但他眼底的神色,却一点也不禁欲,那是深沉、赤裸的,带着一丝被挑起兴致后的危险。
他走到沙发前坐下,双腿交叠,拿起桌上早已醒好的红酒,倒了一杯。
殷红的酒液在高脚杯里摇晃,像极了某种液体的颜色。
“过来。”
他晃了晃酒杯,对着沈南乔招了招手,动作慵懒,像是在召唤一只宠物。
沈南乔深吸一口气,她知道,最难的一关来了。
她在外面借了他的势,打了他的旗号,甚至让他为了她动用了私刑。
这一切风光的背后,都是有代价的。
天下没有白吃的午餐,更没有白借的权势。
沈南乔脱下那件狐裘,露出里面单薄破碎的旗袍,她走到霍行渊面前,乖顺地跪在了地毯上。
这是一个臣服的姿态,也是她现在唯一能做的姿态。
“少帅。
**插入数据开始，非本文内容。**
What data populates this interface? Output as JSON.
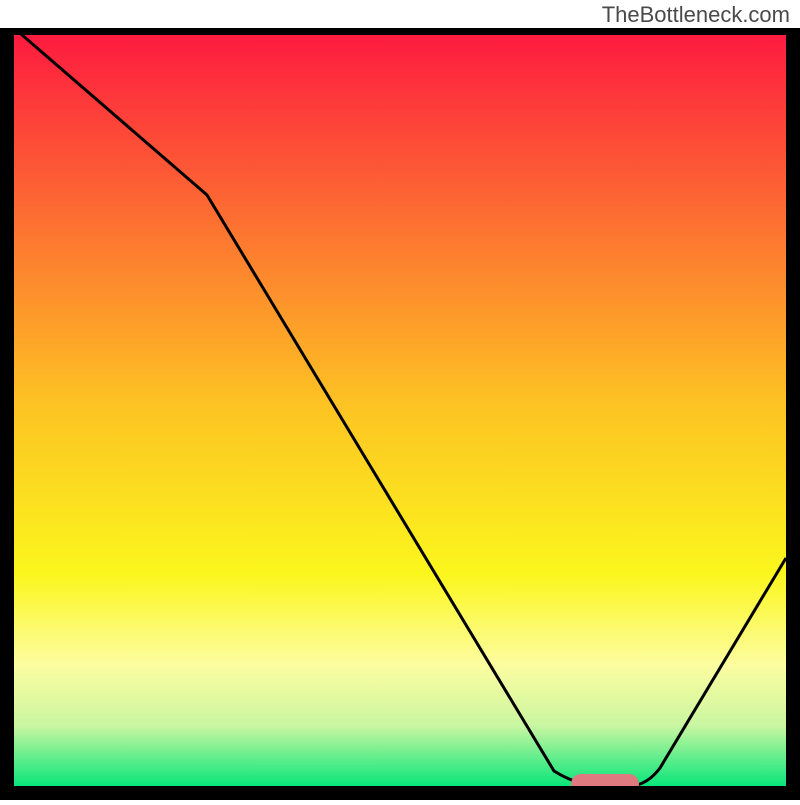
{
  "watermark": "TheBottleneck.com",
  "chart_data": {
    "type": "line",
    "title": "",
    "xlabel": "",
    "ylabel": "",
    "ylim": [
      0,
      100
    ],
    "xlim": [
      0,
      100
    ],
    "black_curve": {
      "x": [
        0,
        25,
        70,
        73,
        80,
        100
      ],
      "values": [
        100,
        78,
        2,
        0,
        0,
        30
      ]
    },
    "optimum_marker": {
      "x_start": 73,
      "x_end": 80,
      "color": "#df7a81"
    },
    "gradient_stops": [
      {
        "pct": 0,
        "color": "#fd1840"
      },
      {
        "pct": 50,
        "color": "#fdc423"
      },
      {
        "pct": 72,
        "color": "#fbf61d"
      },
      {
        "pct": 84,
        "color": "#fdfda0"
      },
      {
        "pct": 92,
        "color": "#caf6a1"
      },
      {
        "pct": 100,
        "color": "#09e67a"
      }
    ],
    "frame_border_color": "#000000"
  }
}
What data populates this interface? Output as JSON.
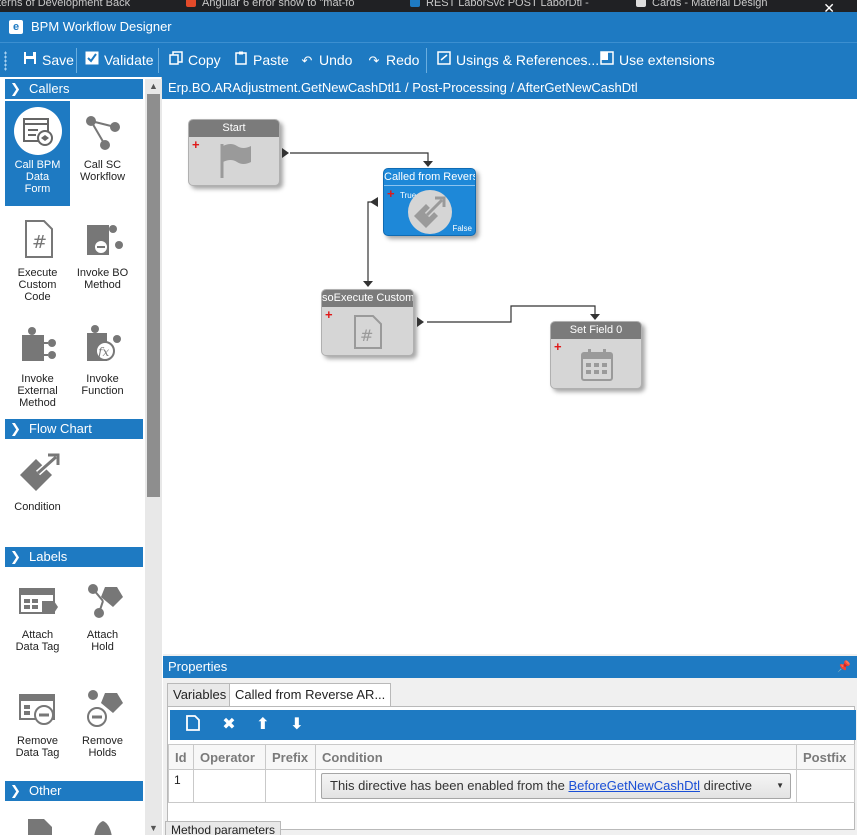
{
  "browser_tabs": [
    {
      "label": "terns of Development Back",
      "color": "#f0a020"
    },
    {
      "label": "Angular 6 error show to \"mat-fo",
      "color": "#e24a2a"
    },
    {
      "label": "REST LaborSvc POST LaborDtl -",
      "color": "#1e7ac2"
    },
    {
      "label": "Cards - Material Design",
      "color": "#dddddd"
    }
  ],
  "window": {
    "icon_letter": "e",
    "title": "BPM Workflow Designer",
    "close_glyph": "✕"
  },
  "toolbar": {
    "save": "Save",
    "validate": "Validate",
    "copy": "Copy",
    "paste": "Paste",
    "undo": "Undo",
    "redo": "Redo",
    "usings": "Usings & References...",
    "extensions": "Use extensions"
  },
  "toolbox": {
    "categories": {
      "callers": "Callers",
      "flowchart": "Flow Chart",
      "labels": "Labels",
      "other": "Other"
    },
    "tools": {
      "call_bpm_data_form": "Call BPM Data Form",
      "call_sc_workflow": "Call SC Workflow",
      "execute_custom_code": "Execute Custom Code",
      "invoke_bo_method": "Invoke BO Method",
      "invoke_external_method": "Invoke External Method",
      "invoke_function": "Invoke Function",
      "condition": "Condition",
      "attach_data_tag": "Attach Data Tag",
      "attach_hold": "Attach Hold",
      "remove_data_tag": "Remove Data Tag",
      "remove_holds": "Remove Holds"
    }
  },
  "breadcrumb": "Erp.BO.ARAdjustment.GetNewCashDtl1 / Post-Processing / AfterGetNewCashDtl",
  "canvas": {
    "nodes": {
      "start": "Start",
      "condition": "Called from Revers",
      "condition_true": "True",
      "condition_false": "False",
      "execute": "soExecute Custom",
      "setfield": "Set Field 0"
    }
  },
  "properties": {
    "title": "Properties",
    "tabs": [
      "Variables",
      "Called from Reverse AR..."
    ],
    "active_tab": 1,
    "grid": {
      "columns": [
        "Id",
        "Operator",
        "Prefix",
        "Condition",
        "Postfix"
      ],
      "rows": [
        {
          "id": "1",
          "operator": "",
          "prefix": "",
          "condition_pre": "This directive has been enabled from the ",
          "condition_link": "BeforeGetNewCashDtl",
          "condition_post": " directive",
          "postfix": ""
        }
      ]
    },
    "bottom_tab": "Method parameters"
  },
  "colors": {
    "accent": "#1e7ac2",
    "node_active": "#1e88d8",
    "node_header": "#7b7b7b",
    "node_body": "#d6d6d6",
    "plus": "#e01919",
    "link": "#1a4fd6"
  }
}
”
她轻声唤道,声音柔媚,带着一丝恰到好处的讨好。
霍行渊并没有让她起来。
他抿了一口红酒,目光落在她那张精致的小脸上,又顺着她的脸庞滑落,停在她那只戴着血玉镯子的手腕上。
“戏演完了?”
他放下酒杯,身体微微前倾,那双充满压迫感的眼睛死死地锁住她:
“气出够了?”
沈南乔垂下眼帘,长长的睫毛颤了颤:
“多谢少帅成全。这口恶气南乔出了。”
“呵。”
霍行渊轻笑一声,伸出手一把抓住了她的手腕。
他的手指有些凉,正好捏在那只血玉镯子上,冰冷的触感让沈南乔瑟缩了一下。
“你是出气了,也风光了。”
霍行渊摩挲着那只镯子,语气玩味:
“狐假虎威这一套,被你玩得挺明白啊。”
“借着我的兵,拆了你爹的家。借着我的名,吓死了你的继母。现在整个北都都知道,沈家的大小姐是我霍行渊的心尖宠,是个动不得的凤凰。”